YLF reduces apoptosis in ovarian granulosa cells. (A) Representative images of mitochondria around each group of granulosa cells, M: mitochondria; white arrows: abnormal mitochondria; red arrows: vacuolated mitochondria. (B) Percentage of mitochondria with vague cristae and vacuolated mitochondria in all mitochondria. (C) Representative images of DAPI and TUNEL. Green staining indicates TUNEL-positive apoptotic cells (× 50, × 200 magnification). (D) Counting of TUNEL-positive cells and total granulosa cells in sinus follicles at random spots. The percentages of TUNEL-positive apoptotic cells in the 4 groups were compared.

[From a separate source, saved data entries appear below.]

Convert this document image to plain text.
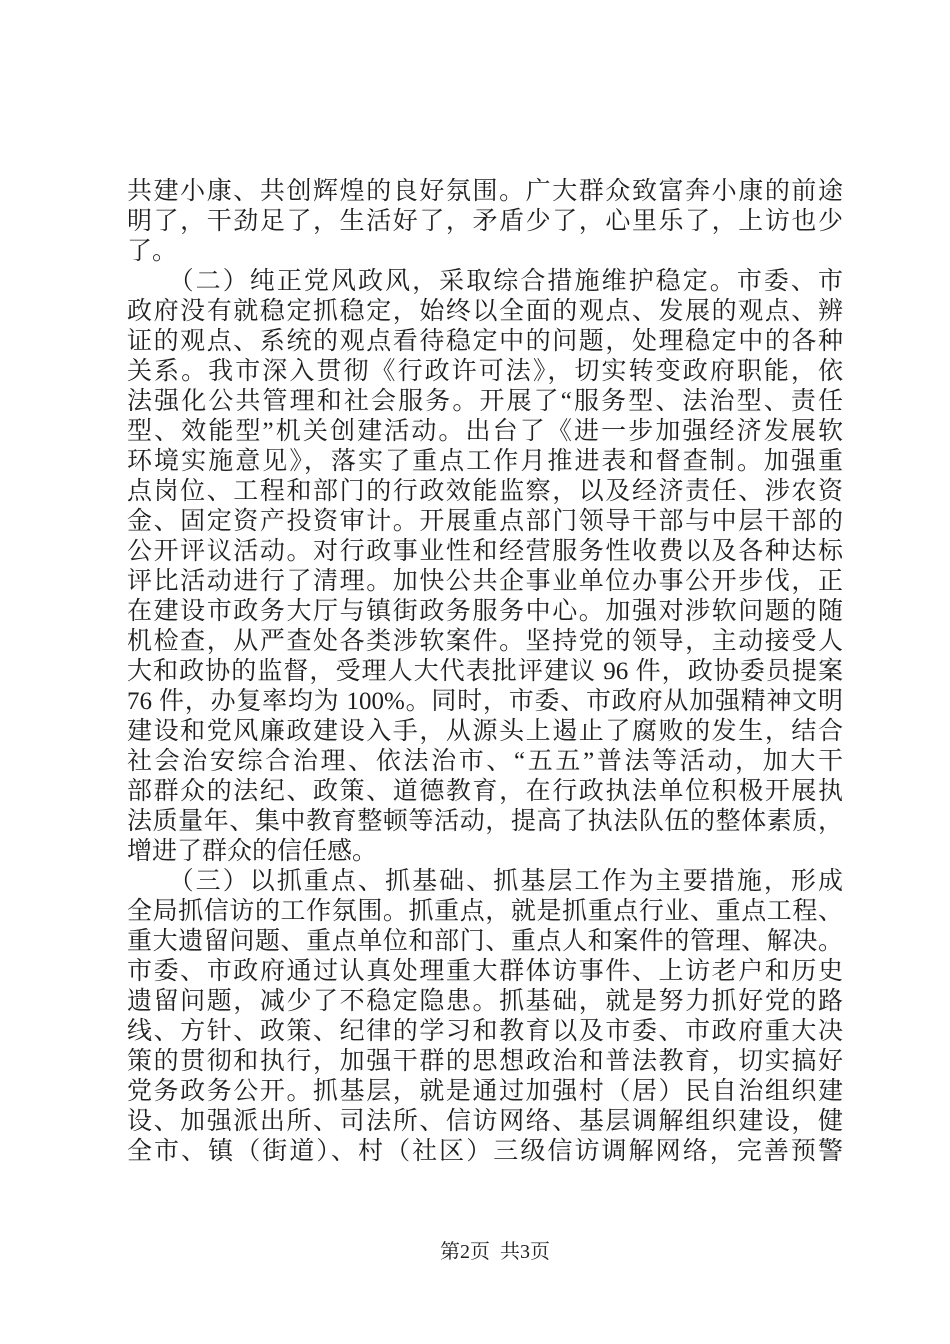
共建小康、共创辉煌的良好氛围。广大群众致富奔小康的前途
明了，干劲足了，生活好了，矛盾少了，心里乐了，上访也少
了。
　　（二）纯正党风政风，采取综合措施维护稳定。市委、市
政府没有就稳定抓稳定，始终以全面的观点、发展的观点、辨
证的观点、系统的观点看待稳定中的问题，处理稳定中的各种
关系。我市深入贯彻《行政许可法》，切实转变政府职能，依
法强化公共管理和社会服务。开展了“服务型、法治型、责任
型、效能型”机关创建活动。出台了《进一步加强经济发展软
环境实施意见》，落实了重点工作月推进表和督查制。加强重
点岗位、工程和部门的行政效能监察，以及经济责任、涉农资
金、固定资产投资审计。开展重点部门领导干部与中层干部的
公开评议活动。对行政事业性和经营服务性收费以及各种达标
评比活动进行了清理。加快公共企事业单位办事公开步伐，正
在建设市政务大厅与镇街政务服务中心。加强对涉软问题的随
机检查，从严查处各类涉软案件。坚持党的领导，主动接受人
大和政协的监督，受理人大代表批评建议 96 件，政协委员提案
76 件，办复率均为 100%。同时，市委、市政府从加强精神文明
建设和党风廉政建设入手，从源头上遏止了腐败的发生，结合
社会治安综合治理、依法治市、“五五”普法等活动，加大干
部群众的法纪、政策、道德教育，在行政执法单位积极开展执
法质量年、集中教育整顿等活动，提高了执法队伍的整体素质，
增进了群众的信任感。
　　（三）以抓重点、抓基础、抓基层工作为主要措施，形成
全局抓信访的工作氛围。抓重点，就是抓重点行业、重点工程、
重大遗留问题、重点单位和部门、重点人和案件的管理、解决。
市委、市政府通过认真处理重大群体访事件、上访老户和历史
遗留问题，减少了不稳定隐患。抓基础，就是努力抓好党的路
线、方针、政策、纪律的学习和教育以及市委、市政府重大决
策的贯彻和执行，加强干群的思想政治和普法教育，切实搞好
党务政务公开。抓基层，就是通过加强村（居）民自治组织建
设、加强派出所、司法所、信访网络、基层调解组织建设，健
全市、镇（街道）、村（社区）三级信访调解网络，完善预警
第2页  共3页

All data were conformed to a normal distribution and were expressed as Mean ±SD, n = 5 animals per group for electron microscopic observation, and n = 5 animals per group for TUNEL test. [^##p < 0.01, compared with control group; **p < 0.01, compared with DOR group].

Figure 7

YLF treatment down-regulates PI3K/AKT signaling and apoptosis-related protein expression in the ovary. (A–E) Caspase-3, Caspase-9, BAX and Cytochrome C protein expression levels were detected using Western blot and quantified; (F–H) AKT, PI3K and PTEN-related mRNA expression were detected using PCR; (I) Western blot was used to detect P-AKT and AKT protein expression and P-AKT/AKT were calculated. All data were conformed to a normal distribution and were expressed as Mean ±SD, n = 6 animals per group for protein expression analysis, and n = 6 animals per group for Real-time PCR test. [^#p < 0.05, ^##p < 0.01, compared to control group; *p < 0.05, **p < 0.01, compared to DOR group].